French hotel-Les Roches Rouges

Les Roches Rouges, France

Where in The World: Les Roches Rouges, France

Member of staff with strong French accent: “The doors. You don’t like the doors, non?”

Me, with regular boring English accent: “Yes, they’re gorgeous. That’s why I’m photographing them.”

Member of staff: “Non, you don’t like them.”

Me: “I do, honestly.”

Member of staff: “No, you don’t. You’re not supposed to.”

Me: * puzzled face *

Member of staff: “You don’t. You don’t like the doors.
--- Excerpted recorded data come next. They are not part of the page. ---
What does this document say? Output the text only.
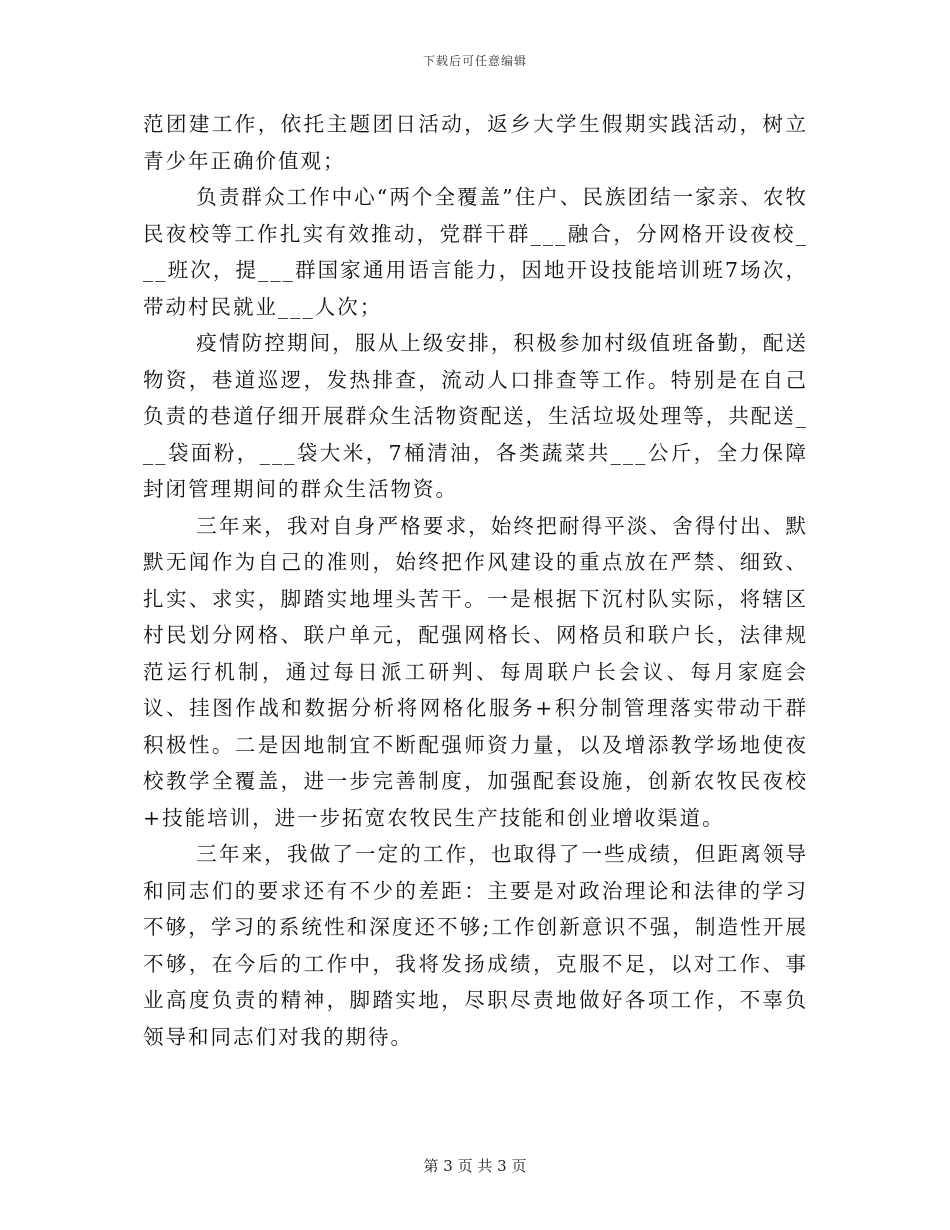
下载后可任意编辑

范团建工作，依托主题团日活动，返乡大学生假期实践活动，树立青少年正确价值观；

负责群众工作中心“两个全覆盖”住户、民族团结一家亲、农牧民夜校等工作扎实有效推动，党群干群___融合，分网格开设夜校___班次，提___群国家通用语言能力，因地开设技能培训班7场次，带动村民就业___人次；

疫情防控期间，服从上级安排，积极参加村级值班备勤，配送物资，巷道巡逻，发热排查，流动人口排查等工作。特别是在自己负责的巷道仔细开展群众生活物资配送，生活垃圾处理等，共配送___袋面粉，___袋大米，7桶清油，各类蔬菜共___公斤，全力保障封闭管理期间的群众生活物资。

三年来，我对自身严格要求，始终把耐得平淡、舍得付出、默默无闻作为自己的准则，始终把作风建设的重点放在严禁、细致、扎实、求实，脚踏实地埋头苦干。一是根据下沉村队实际，将辖区村民划分网格、联户单元，配强网格长、网格员和联户长，法律规范运行机制，通过每日派工研判、每周联户长会议、每月家庭会议、挂图作战和数据分析将网格化服务+积分制管理落实带动干群积极性。二是因地制宜不断配强师资力量，以及增添教学场地使夜校教学全覆盖，进一步完善制度，加强配套设施，创新农牧民夜校+技能培训，进一步拓宽农牧民生产技能和创业增收渠道。

三年来，我做了一定的工作，也取得了一些成绩，但距离领导和同志们的要求还有不少的差距：主要是对政治理论和法律的学习不够，学习的系统性和深度还不够;工作创新意识不强，制造性开展不够，在今后的工作中，我将发扬成绩，克服不足，以对工作、事业高度负责的精神，脚踏实地，尽职尽责地做好各项工作，不辜负领导和同志们对我的期待。

第 3 页 共 3 页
And then they open, and you see the wonderful view, and it all makes sense.”

To be honest, I was still reeling from the 200 euros I’d just been charged for a taxi from Cannes to get to Les Roches Rouges, the reception area in which this exchange took place, so didn’t argue.

For the record, I loved the doors, but he did have a point about the view.

The paint was barely dry when we rocked up at Les Roches Rouges, a new design hotel from entrepreneur Valéry Grégo, a mere 200 euros away from Cannes (or about 50 km if you’re sensible and drive yourself).

A friend who’d visited just a few weeks before we did reported back that teething problems included getting locked in the bathrooms, no option for coffee delivery in the morning, the rooftop restaurant and bar not being open, and NO CHIPS (her caps, not mine).

I’m happy to report that all bathroom locks are now working just fine, the rooftop bar and restaurant were still closed as of late June when we visited, although I’m assured they are now, coffee delivery to your table at breakfast is erratic, to say the least, (three different types came our way before we got what we ordered) and there are still no chips on the menu (no caps, I’m happy with my daily carbs coming in bread form when I’m in France).

But all of this is rather to miss the point at Les Roches Rouges, where design is of the essence, and everything else plays second fiddle – I attempted to move a casually flung basked in the kitchen area one morning, and was told that I was messing with the design and it absolutely had to be put back in its original spot.

And the design works. Boy, does it work. Bedrooms aren’t huge or stuffed with, well, stuff, but a gorgeous chair, a few artfully pinned Polaroids and statement pendant lampshades make for an even more intoxicating mix than the drinks you can whip up with the world’s most beautiful aperitif bottles, which – naturally – top the mini bar.

Communal areas are even better. There’s no cheesy, beside-the-seaside theme here; rather, someone has spent a lot of time to ensure the burnt orange of every chair compliments the blue of the sea view they stud – and that’s just the start of it. The main restaurant is a sandy haze of copper tiles, reclaimed sideboards and artfully presented French dishes, while the gardens and pool areas come dotted with storm lamps, stripy blue cushions and beautiful white loungers. Even the fire escape looks pretty, goddamnit.

Comfort does come into it, despite the crazy attention to detail. Sofas, that – I have it on good authority – took months and months to source, are just the right height with just the right slouch factor. Lazy day beds, meanwhile, have little nooks in just the right place to balance your glass of wine, and just the right chess board an arm’s stretch away.

The piece de resistance, however, is something that not even Milan’s most exclusive interior designers could provide: a salt-water pool carved from the rock that provides an even more gorgeous backdrop than the Mediterranean sea it looks over.

The French fries might be lacking, but the French flair at Les Roches Rouges is in plentiful supply.

Oh, and I got some clarification on the doors from Valéry himself. They’re not supposed to be ugly – that got lost in translation – they’re supposed to be opaque, to ensure you only get the full reveal of the view once they’re open, and not a second before. See, I told you, design and attention to detail, and not a centimetre unaccounted for.